The bisulfite genomic sequencing (BGS) protocol (1 , 2 ) is a method of choice for analyzing DNA methylation at the nucleotide level. Sodium bisulfite is used to convert unmethylated cytosine residues to uracil residues in single-stranded DNA. In particular, bisulfite conversion consists of three sequential chemical reactions: sulfonation of cytosine to cytosine-6-sulfonate, deamination to uracil-6-sulfonate, and desulfonation to uracil. However, since 5-methylcytosine residues are nonreactive, they remain intact. The bisulfite-converted DNA is then amplified with specific primers designed for converted DNA, and purified polymerase chain reaction (PCR) products, which are usually subcloned, are sequenced.

Bisulfite conversion is so powerful that it has been paired with numerous techniques other than traditional sequencing, including: methylation-specific PCR (3 ), combined bisulfite restriction enzyme analysis (4 ), methylation-sensitive single nucleotide primer extension (5 ), methylation-sensitive single-strand conformation analysis (6 ), MethyLight (7 ), oligonucleotide microarray methods (8 ), denaturing high-performance liquid chromatography with bisulfite genomic sequencing (9 ), pyrosequencing methylation analysis (10 ), and methylation-sensitive high-resolution melting-curve analysis (11 ), among others (see (12 ) for a review). In addition, many methylation analysis kits are also commercially available.
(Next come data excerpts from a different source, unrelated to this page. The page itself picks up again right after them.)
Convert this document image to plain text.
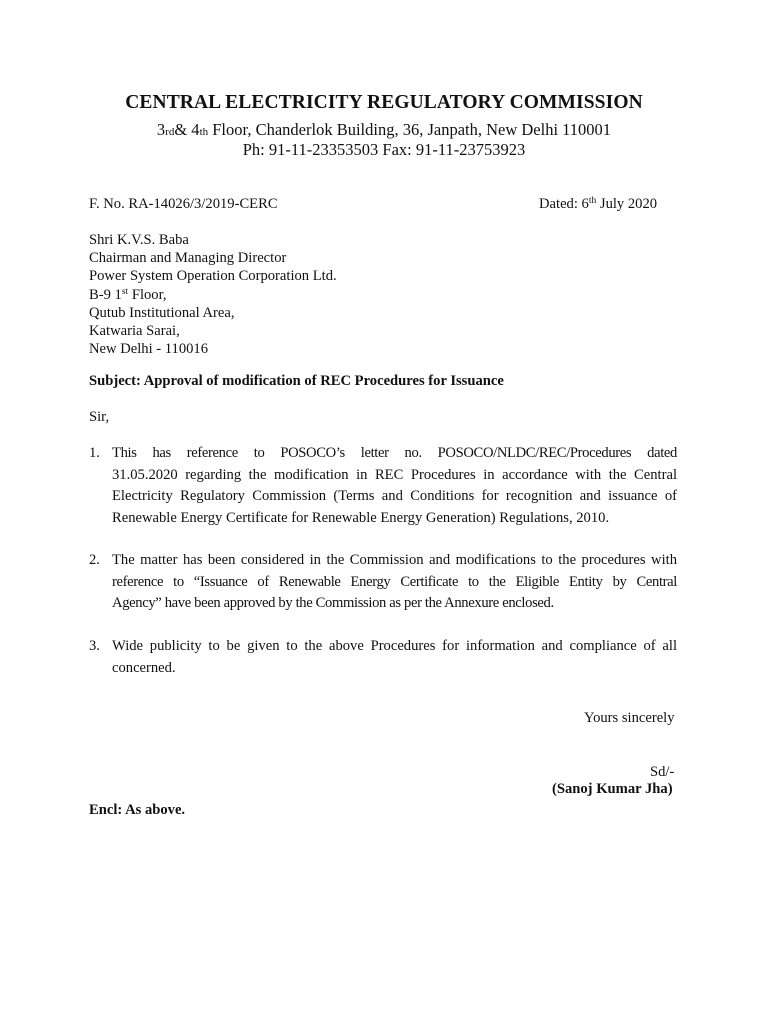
CENTRAL ELECTRICITY REGULATORY COMMISSION
3rd& 4th Floor, Chanderlok Building, 36, Janpath, New Delhi 110001
Ph: 91-11-23353503 Fax: 91-11-23753923
F. No. RA-14026/3/2019-CERC	Dated: 6th July 2020
Shri K.V.S. Baba
Chairman and Managing Director
Power System Operation Corporation Ltd.
B-9 1st Floor,
Qutub Institutional Area,
Katwaria Sarai,
New Delhi - 110016
Subject: Approval of modification of REC Procedures for Issuance
Sir,
1. This has reference to POSOCO’s letter no. POSOCO/NLDC/REC/Procedures dated
31.05.2020 regarding the modification in REC Procedures in accordance with the Central Electricity Regulatory Commission (Terms and Conditions for recognition and issuance of Renewable Energy Certificate for Renewable Energy Generation) Regulations, 2010.
2. The matter has been considered in the Commission and modifications to the procedures with
reference to “Issuance of Renewable Energy Certificate to the Eligible Entity by Central
Agency” have been approved by the Commission as per the Annexure enclosed.
3. Wide publicity to be given to the above Procedures for information and compliance of all concerned.
Yours sincerely
Sd/-
(Sanoj Kumar Jha)
Encl: As above.
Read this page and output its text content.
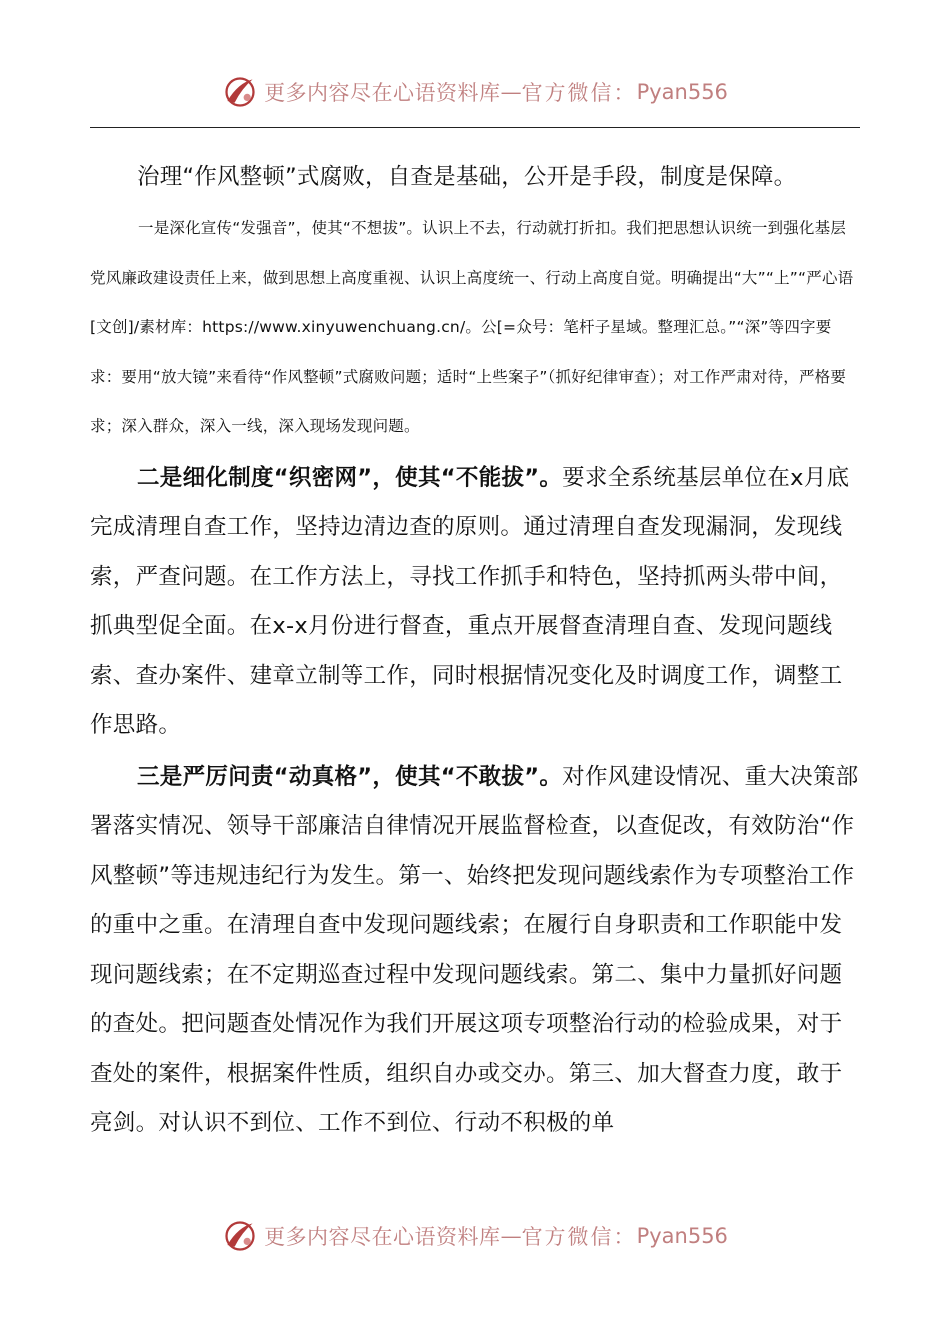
更多内容尽在心语资料库 — 官方微信： Pyan556
治理“作风整顿”式腐败，自查是基础，公开是手段，制度是保障。
一是深化宣传“发强音”，使其“不想拔”。认识上不去，行动就打折扣。我们把思想认识统一到强化基层党风廉政建设责任上来，做到思想上高度重视、认识上高度统一、行动上高度自觉。明确提出“大”“上”“严心语[文创]/素材库：https://www.xinyuwenchuang.cn/。公[=众号：笔杆子星域。整理汇总。”“深”等四字要求：要用“放大镜”来看待“作风整顿”式腐败问题；适时“上些案子”（抓好纪律审查）；对工作严肃对待，严格要求；深入群众，深入一线，深入现场发现问题。
二是细化制度“织密网”，使其“不能拔”。要求全系统基层单位在x月底完成清理自查工作，坚持边清边查的原则。通过清理自查发现漏洞，发现线索，严查问题。在工作方法上，寻找工作抓手和特色，坚持抓两头带中间，抓典型促全面。在x-x月份进行督查，重点开展督查清理自查、发现问题线索、查办案件、建章立制等工作，同时根据情况变化及时调度工作，调整工作思路。
三是严厉问责“动真格”，使其“不敢拔”。对作风建设情况、重大决策部署落实情况、领导干部廉洁自律情况开展监督检查，以查促改，有效防治“作风整顿”等违规违纪行为发生。第一、始终把发现问题线索作为专项整治工作的重中之重。在清理自查中发现问题线索；在履行自身职责和工作职能中发现问题线索；在不定期巡查过程中发现问题线索。第二、集中力量抓好问题的查处。把问题查处情况作为我们开展这项专项整治行动的检验成果，对于查处的案件，根据案件性质，组织自办或交办。第三、加大督查力度，敢于亮剑。对认识不到位、工作不到位、行动不积极的单
更多内容尽在心语资料库 — 官方微信： Pyan556
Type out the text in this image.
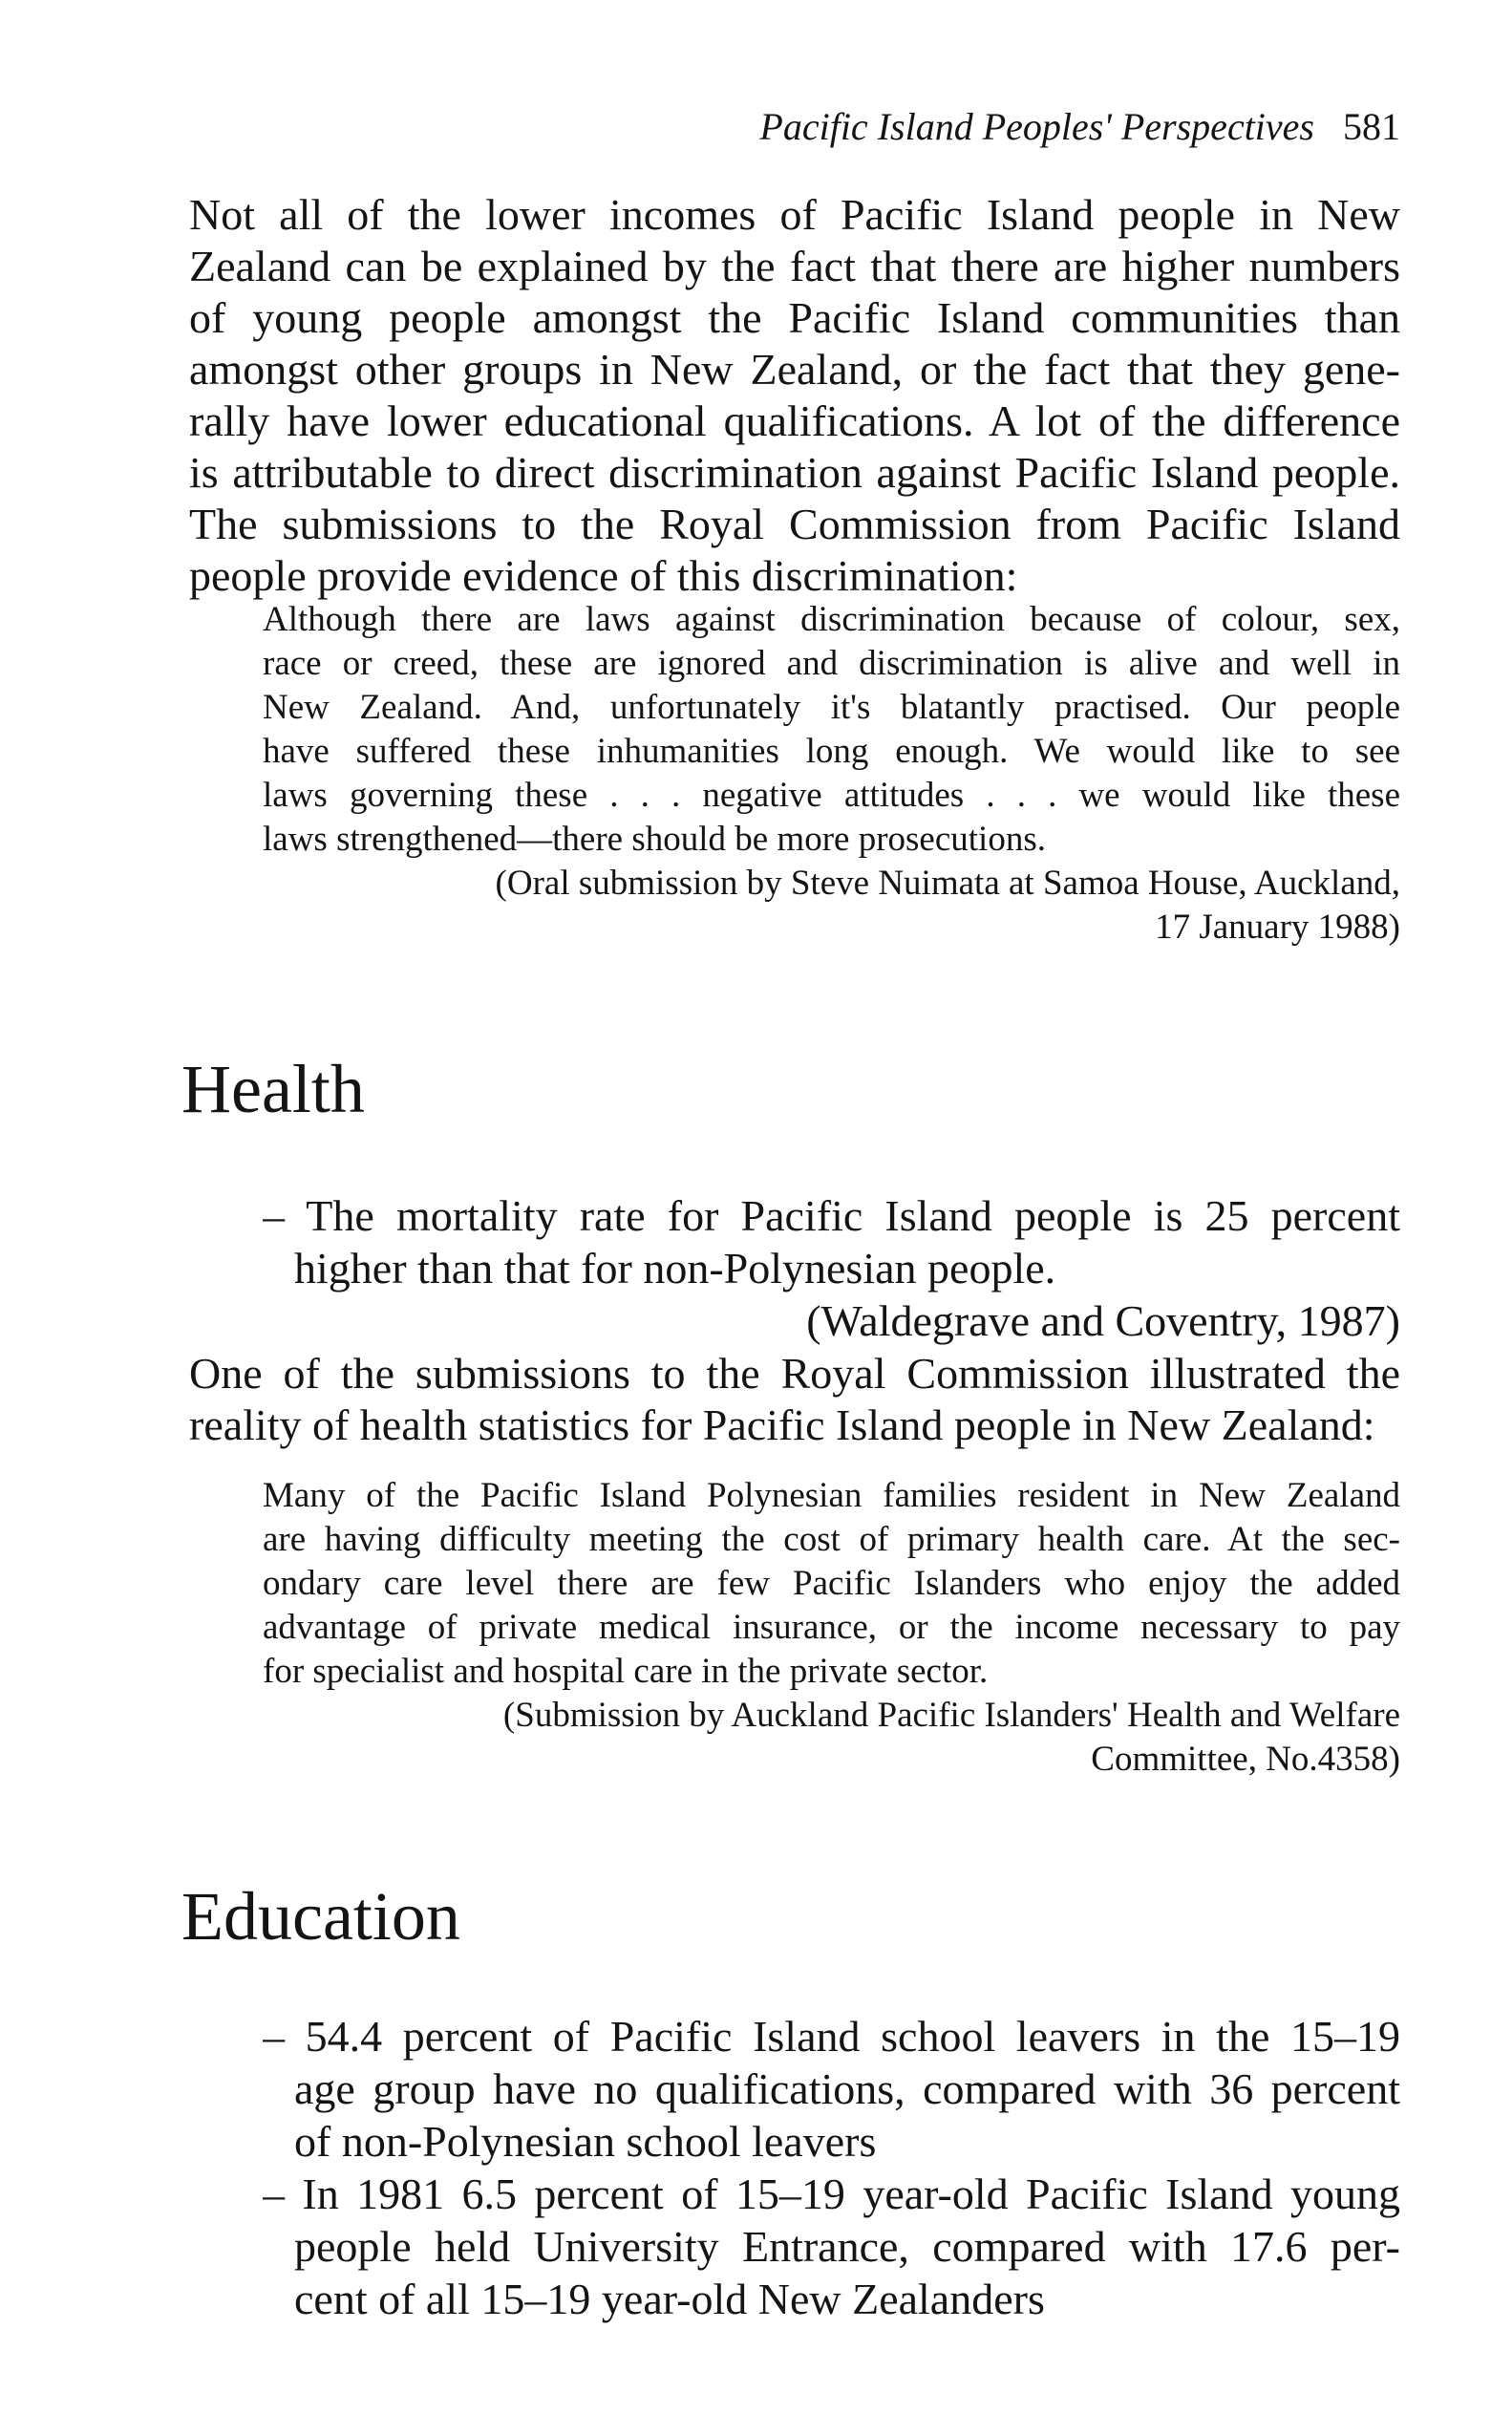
Pacific Island Peoples' Perspectives 581
Not all of the lower incomes of Pacific Island people in New
Zealand can be explained by the fact that there are higher numbers
of young people amongst the Pacific Island communities than
amongst other groups in New Zealand, or the fact that they gene-
rally have lower educational qualifications. A lot of the difference
is attributable to direct discrimination against Pacific Island people.
The submissions to the Royal Commission from Pacific Island
people provide evidence of this discrimination:
Although there are laws against discrimination because of colour, sex,
race or creed, these are ignored and discrimination is alive and well in
New Zealand. And, unfortunately it's blatantly practised. Our people
have suffered these inhumanities long enough. We would like to see
laws governing these . . . negative attitudes . . . we would like these
laws strengthened—there should be more prosecutions.
(Oral submission by Steve Nuimata at Samoa House, Auckland,
17 January 1988)
Health
– The mortality rate for Pacific Island people is 25 percent
higher than that for non-Polynesian people.
(Waldegrave and Coventry, 1987)
One of the submissions to the Royal Commission illustrated the
reality of health statistics for Pacific Island people in New Zealand:
Many of the Pacific Island Polynesian families resident in New Zealand
are having difficulty meeting the cost of primary health care. At the sec-
ondary care level there are few Pacific Islanders who enjoy the added
advantage of private medical insurance, or the income necessary to pay
for specialist and hospital care in the private sector.
(Submission by Auckland Pacific Islanders' Health and Welfare
Committee, No.4358)
Education
– 54.4 percent of Pacific Island school leavers in the 15–19
age group have no qualifications, compared with 36 percent
of non-Polynesian school leavers
– In 1981 6.5 percent of 15–19 year-old Pacific Island young
people held University Entrance, compared with 17.6 per-
cent of all 15–19 year-old New Zealanders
Unfortunately, high rates of DNA degradation and incomplete conversion reactions often lead to decreased efficiency of the assay. Many attempts have been made to minimize template degradation and/or maximize cytosine conversion (13 19 ), but overall, the bisulfite conversion protocol has remained unchanged, and no other high resolution or positive display methylation analysis protocol exists. As a result, the BGS protocol, as well as any technique paired with the bisulfite conversion reaction (and, hence, founded on the assumption that conversion is complete) often generate few or no informative results.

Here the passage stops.